陆沉默然。他知道,儿子心里也在经历着复杂的变化。从最初觉得妈妈“闹脾气”、“不该离开”,到后来得知妈妈再婚生女的震惊和抵触,再到现在,似乎开始尝试着去接受,甚至……对那个同母异父的妹妹,产生了一丝微妙的好奇。
“你想见见你妈妈吗?”陆沉默了一会儿,问道,“如果你想去,爸爸可以……帮你联系。”
皓皓抬起头,看了父亲一眼,眼神复杂,最终摇了摇头:“再说吧。快期末考试了。”
陆沉没有勉强。他知道,皓皓需要时间。而他自己,又何尝不是?
他尝试着去联系柳媛,发现不知从何时起,柳媛对他的态度也疏远客气了许多,似乎也有了新的生活重心。他恍然惊觉,自己曾经为了这些模糊的、边界不清的“情感慰藉”,付出了何等惨痛的代价。
而苏念这边,生活依旧沿着幸福温暖的轨道平稳前行。
她没有阻止皓皓与自己的联系,但也保持着适当的距离。偶尔皓皓会用社交软件给她发信息,问一些学习上的问题,或者简单聊聊近况,她都会平和地回复。但她清晰地划定了界限,关于陆沉的一切,她从不提及,也明确表示不希望被打扰。
她带着暖暖,和顾衍一起,度过了一个又一个平凡却温馨的日子。周末一起去公园野餐,假期安排短途旅行,每天晚上雷打不动的亲子阅读时间……这些简单琐碎的快乐,构建起了她坚实而满足的现在。
顾衍的事业稳步上升,但他始终把家庭放在首位。他不仅是暖暖的好爸爸,也是苏念精神上最坚实的依靠。他尊重她的过去,理解她的独立,支持她的事业发展。苏念的设计公司在业内口碑越来越好,她主持的几个项目还拿了奖。
她活成了自己曾经最羡慕的样子——经济独立,精神富足,家庭美满。
某天,苏念接到了皓皓的电话,少年在电话那头支支吾吾了半天,最后说:“妈,我……我考上理想的高中了。就是……跟你说一声。”
苏念能听出他语气里的那一点点不易察觉的期待,她微笑着,真诚地说:“恭喜你,皓皓,你很棒。妈妈为你高兴。”
电话那头沉默了一下,然后传来一声低低的“谢谢妈”。
挂断电话后,苏念看着窗外明媚的阳光,心中一片宁静。她与过去的连接,或许就只剩下皓皓这一条细细的、但正在慢慢修复的线了。

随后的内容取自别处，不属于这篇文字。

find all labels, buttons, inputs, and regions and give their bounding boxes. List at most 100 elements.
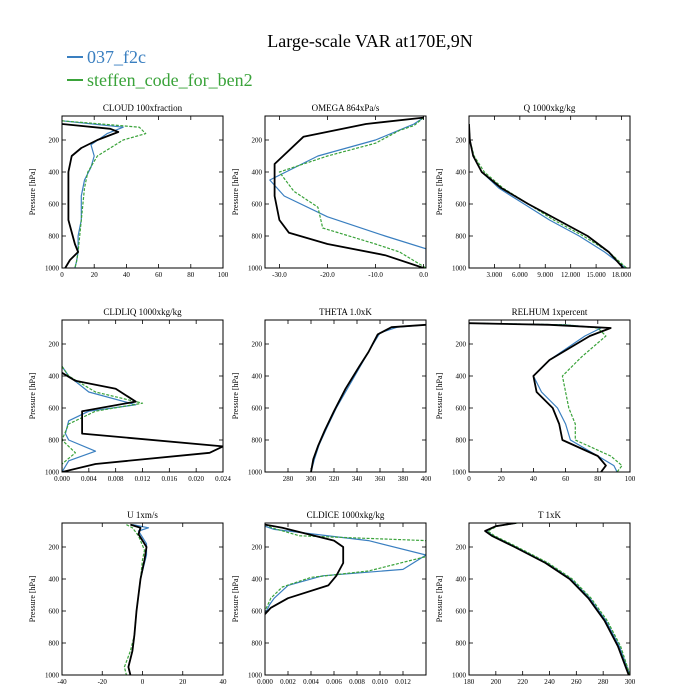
x-tick-label: 200 (491, 678, 502, 686)
y-axis-label: Pressure [hPa] (231, 372, 240, 419)
series-line-steffen-code-for-ben2 (123, 524, 146, 675)
y-tick-label: 1000 (248, 469, 263, 477)
y-tick-label: 800 (456, 640, 467, 648)
x-tick-label: 12.000 (561, 271, 581, 279)
x-tick-label: -40 (57, 678, 67, 686)
y-tick-label: 200 (252, 341, 263, 349)
panel-title: THETA 1.0xK (319, 307, 372, 317)
x-tick-label: 360 (375, 475, 386, 483)
y-tick-label: 400 (252, 169, 263, 177)
x-tick-label: 0.000 (257, 678, 273, 686)
x-tick-label: 18.000 (612, 271, 632, 279)
series-line-steffen-code-for-ben2 (265, 524, 426, 612)
series-line-control (484, 523, 630, 675)
y-axis-label: Pressure [hPa] (28, 168, 37, 215)
x-tick-label: 3.000 (487, 271, 503, 279)
plot-frame (468, 522, 631, 676)
x-tick-label: -20.0 (320, 271, 335, 279)
y-tick-label: 1000 (452, 265, 467, 273)
y-tick-label: 600 (252, 608, 263, 616)
x-tick-label: 0.008 (108, 475, 124, 483)
x-tick-label: 0.010 (372, 678, 388, 686)
series-line-steffen-code-for-ben2 (469, 322, 623, 472)
x-tick-label: 60 (562, 475, 570, 483)
panel-3: CLDLIQ 1000xkg/kg Pressure [hPa] 0.000 0.00… (28, 307, 231, 483)
y-axis-label: Pressure [hPa] (231, 168, 240, 215)
panels: CLOUD 100xfraction Pressure [hPa] 0 20 40 60 8… (28, 103, 636, 686)
y-tick-label: 400 (49, 373, 60, 381)
panel-title: U 1xm/s (127, 510, 158, 520)
y-tick-label: 600 (49, 201, 60, 209)
panel-1: OMEGA 864xPa/s Pressure [hPa] -30.0 -20.0 -1… (231, 103, 428, 279)
y-tick-label: 800 (456, 233, 467, 241)
legend-label-steffen-code-for-ben2: steffen_code_for_ben2 (87, 70, 253, 90)
x-tick-label: 100 (625, 475, 636, 483)
y-tick-label: 200 (456, 341, 467, 349)
y-tick-label: 400 (49, 576, 60, 584)
y-tick-label: 600 (456, 405, 467, 413)
y-axis-label: Pressure [hPa] (435, 372, 444, 419)
x-tick-label: 9.000 (537, 271, 553, 279)
x-tick-label: 0.016 (161, 475, 177, 483)
series-line-control (62, 372, 223, 472)
series-line-037-f2c (265, 525, 426, 615)
series-line-037-f2c (485, 523, 630, 675)
plot-frame (468, 319, 631, 473)
x-tick-label: 0.006 (326, 678, 342, 686)
y-tick-label: 600 (252, 405, 263, 413)
y-tick-label: 600 (456, 201, 467, 209)
y-tick-label: 400 (456, 373, 467, 381)
x-tick-label: 6.000 (512, 271, 528, 279)
series-line-steffen-code-for-ben2 (469, 123, 628, 268)
x-tick-label: 280 (283, 475, 294, 483)
x-tick-label: 20 (91, 271, 99, 279)
series-line-control (310, 323, 426, 472)
plot-frame (264, 319, 427, 473)
y-tick-label: 800 (49, 437, 60, 445)
panel-4: THETA 1.0xK Pressure [hPa] 280 300 320 340 360… (231, 307, 432, 483)
x-tick-label: -30.0 (272, 271, 287, 279)
series-line-control (265, 523, 345, 615)
x-tick-label: 0.000 (54, 475, 70, 483)
x-tick-label: 20 (498, 475, 506, 483)
x-tick-label: 40 (530, 475, 538, 483)
x-tick-label: 80 (187, 271, 195, 279)
x-tick-label: -20 (98, 678, 108, 686)
x-tick-label: 0.002 (280, 678, 296, 686)
y-axis-label: Pressure [hPa] (28, 575, 37, 622)
y-tick-label: 600 (456, 608, 467, 616)
y-tick-label: 600 (49, 608, 60, 616)
panel-7: CLDICE 1000xkg/kg Pressure [hPa] 0.000 0.00… (231, 510, 427, 686)
y-tick-label: 1000 (45, 469, 60, 477)
series-line-037-f2c (269, 117, 426, 268)
y-tick-label: 800 (456, 437, 467, 445)
x-tick-label: 400 (421, 475, 432, 483)
y-tick-label: 800 (252, 640, 263, 648)
y-axis-label: Pressure [hPa] (435, 168, 444, 215)
x-tick-label: 0.0 (419, 271, 428, 279)
x-tick-label: 0.012 (395, 678, 411, 686)
y-tick-label: 200 (252, 544, 263, 552)
x-tick-label: 320 (329, 475, 340, 483)
x-tick-label: 240 (544, 678, 555, 686)
series-line-steffen-code-for-ben2 (487, 523, 630, 675)
y-tick-label: 200 (252, 137, 263, 145)
panel-title: Q 1000xkg/kg (524, 103, 576, 113)
x-tick-label: 0 (141, 678, 145, 686)
x-tick-label: 300 (306, 475, 317, 483)
x-tick-label: 0.024 (215, 475, 231, 483)
series-line-control (469, 322, 612, 472)
series-line-037-f2c (310, 324, 426, 472)
y-tick-label: 800 (49, 640, 60, 648)
x-tick-label: 0.004 (81, 475, 97, 483)
plot-frame (264, 115, 427, 269)
x-tick-label: 100 (218, 271, 229, 279)
panel-title: CLDLIQ 1000xkg/kg (103, 307, 182, 317)
y-axis-label: Pressure [hPa] (435, 575, 444, 622)
panel-8: T 1xK Pressure [hPa] 180 200 220 240 260 280 300… (435, 510, 636, 686)
series-line-control (273, 116, 424, 268)
y-tick-label: 200 (49, 544, 60, 552)
panel-title: T 1xK (538, 510, 562, 520)
y-tick-label: 400 (252, 576, 263, 584)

这样,就很好。
陆沉最终也没有再开始新的感情。他把更多的精力放在了公司和皓皓身上,尝试学习如何做一个更称职的父亲。他或许永远无法真正释怀对苏念的亏欠和悔恨,但那已经成了他一个人的事情,与苏念再无关系。
他偶尔还是会从共友那里听到一些关于苏念的消息,知道她过得很好,家庭事业双丰收。每次听到,心口还是会微微刺痛,但更多的,是一种尘埃落定后的麻木,和一丝连他自己都不愿承认的、微小的祝福。
他终究为自己过去的傲慢和冷漠,买了单。而苏念,凭借着自己的勇敢和坚韧,赢得了全新的、他再也无法触及的人生。
又是一个周末的傍晚。
顾衍在开放式厨房里忙碌着,系着苏念给他买的那条略显滑稽的卡通围裙,正在准备晚餐。锅里炖着暖暖爱喝的玉米排骨汤,香气弥漫了整个客厅。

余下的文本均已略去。